Stories of the Mind

The world needs stories for a simple reason. Stories define us. Forget about the books you read or the movies you watch. Those aren’t the important stories. The important ones are the tales that never see the light of day. These stories exist only in the minds of every person everywhere, shaping our lives.

I’m going to throw out a statistic here that I made up on the spot and is probably wrong. 99.9% of all stories will never been seen or heard by anyone other then the storyteller.. They’re the stories we tell ourselves, the fantasies we concoct when bored or the dreams we have in that awesome moment of sleep where we can kind of control what’s going on. They’re the lies we imagine about ourselves and others in order to stay sane.

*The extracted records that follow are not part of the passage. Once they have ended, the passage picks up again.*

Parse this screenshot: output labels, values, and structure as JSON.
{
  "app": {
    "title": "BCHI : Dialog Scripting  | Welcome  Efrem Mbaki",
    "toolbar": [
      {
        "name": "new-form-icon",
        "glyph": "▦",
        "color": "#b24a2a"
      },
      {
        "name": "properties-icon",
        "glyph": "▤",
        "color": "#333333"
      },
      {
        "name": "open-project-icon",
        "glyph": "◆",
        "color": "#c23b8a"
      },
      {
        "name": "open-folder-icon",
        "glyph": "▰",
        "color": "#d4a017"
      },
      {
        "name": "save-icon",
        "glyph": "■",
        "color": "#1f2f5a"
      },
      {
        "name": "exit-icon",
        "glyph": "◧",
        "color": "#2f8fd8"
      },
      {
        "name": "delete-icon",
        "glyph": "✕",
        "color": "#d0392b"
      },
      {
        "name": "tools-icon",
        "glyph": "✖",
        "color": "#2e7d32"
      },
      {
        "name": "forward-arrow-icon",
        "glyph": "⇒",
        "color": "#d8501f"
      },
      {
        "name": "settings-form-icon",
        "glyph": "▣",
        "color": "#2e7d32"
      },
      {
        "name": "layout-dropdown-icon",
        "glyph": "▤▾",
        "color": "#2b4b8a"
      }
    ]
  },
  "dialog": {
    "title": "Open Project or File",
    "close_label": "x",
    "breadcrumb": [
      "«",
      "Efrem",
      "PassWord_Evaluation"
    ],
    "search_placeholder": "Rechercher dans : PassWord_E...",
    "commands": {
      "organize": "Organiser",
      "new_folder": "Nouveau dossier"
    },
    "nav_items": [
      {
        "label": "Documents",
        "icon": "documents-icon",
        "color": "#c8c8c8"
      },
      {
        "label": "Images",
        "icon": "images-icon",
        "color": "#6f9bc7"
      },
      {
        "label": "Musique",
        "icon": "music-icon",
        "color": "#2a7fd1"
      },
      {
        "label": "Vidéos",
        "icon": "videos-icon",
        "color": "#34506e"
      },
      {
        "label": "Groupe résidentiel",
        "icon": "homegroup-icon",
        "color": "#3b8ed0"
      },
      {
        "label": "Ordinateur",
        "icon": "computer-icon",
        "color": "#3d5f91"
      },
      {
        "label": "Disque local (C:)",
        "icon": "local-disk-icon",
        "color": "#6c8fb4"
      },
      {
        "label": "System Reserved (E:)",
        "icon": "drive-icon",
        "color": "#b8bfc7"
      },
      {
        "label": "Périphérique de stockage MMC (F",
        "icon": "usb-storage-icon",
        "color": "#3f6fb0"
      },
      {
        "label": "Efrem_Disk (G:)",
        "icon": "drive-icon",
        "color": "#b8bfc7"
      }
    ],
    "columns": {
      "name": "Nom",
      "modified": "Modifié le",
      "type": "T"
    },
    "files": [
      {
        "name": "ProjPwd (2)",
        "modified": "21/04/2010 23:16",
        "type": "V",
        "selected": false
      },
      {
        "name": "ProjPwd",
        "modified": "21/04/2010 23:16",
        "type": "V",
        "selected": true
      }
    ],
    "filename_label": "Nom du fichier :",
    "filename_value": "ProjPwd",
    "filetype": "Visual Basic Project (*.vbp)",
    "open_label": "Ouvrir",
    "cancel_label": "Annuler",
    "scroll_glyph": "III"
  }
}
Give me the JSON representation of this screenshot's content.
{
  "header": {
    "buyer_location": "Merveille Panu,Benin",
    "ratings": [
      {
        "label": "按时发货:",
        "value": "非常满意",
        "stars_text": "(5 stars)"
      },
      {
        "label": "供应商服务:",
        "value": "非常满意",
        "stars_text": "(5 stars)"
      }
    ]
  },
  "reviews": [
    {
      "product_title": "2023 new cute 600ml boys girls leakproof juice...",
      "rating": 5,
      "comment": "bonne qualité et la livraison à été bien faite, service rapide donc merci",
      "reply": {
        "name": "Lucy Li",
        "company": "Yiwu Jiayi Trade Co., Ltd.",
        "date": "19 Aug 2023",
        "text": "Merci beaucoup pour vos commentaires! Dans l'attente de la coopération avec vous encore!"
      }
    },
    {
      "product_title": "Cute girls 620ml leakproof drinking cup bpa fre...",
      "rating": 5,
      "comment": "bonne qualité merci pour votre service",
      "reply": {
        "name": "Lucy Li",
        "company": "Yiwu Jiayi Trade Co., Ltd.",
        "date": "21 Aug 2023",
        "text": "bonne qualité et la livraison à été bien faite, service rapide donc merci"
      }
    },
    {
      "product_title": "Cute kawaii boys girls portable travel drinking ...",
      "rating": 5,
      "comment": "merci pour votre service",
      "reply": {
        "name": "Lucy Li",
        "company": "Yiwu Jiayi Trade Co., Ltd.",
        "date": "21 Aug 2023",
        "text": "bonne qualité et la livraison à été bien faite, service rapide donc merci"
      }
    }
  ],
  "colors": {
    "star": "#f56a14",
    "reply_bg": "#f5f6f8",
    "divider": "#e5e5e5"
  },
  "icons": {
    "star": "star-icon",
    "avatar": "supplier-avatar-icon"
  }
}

No one will ever hear them, no one will ever know them, but they are stories essential to the well-being of the mind.

Stories are how we sort through our problems. When something goes wrong, this is how we cope. We make stories about difficult situations and potential resolutions. The point of these stories isn’t to find an actual solution, but to explore every possibility, and maybe relive some of the best ones, in order to get rid of the dredge so your problems don’t effect the rest of your life.

The world doesn’t need stories as much as the individual needs stories. We need the narrative in our lives in order to get our way through the boring parts and relive the great parts. Unlike real life, stories almost always have happy endings. Even the ones that don’t end happily at least make sense and end with a purpose. Isn’t that something we all strive for in our own personal story?

In his pretend life, August Baker is a retail monkey who channels anger and loathing into something vaguely resembling literature. In his real life, he is a Space Pirate.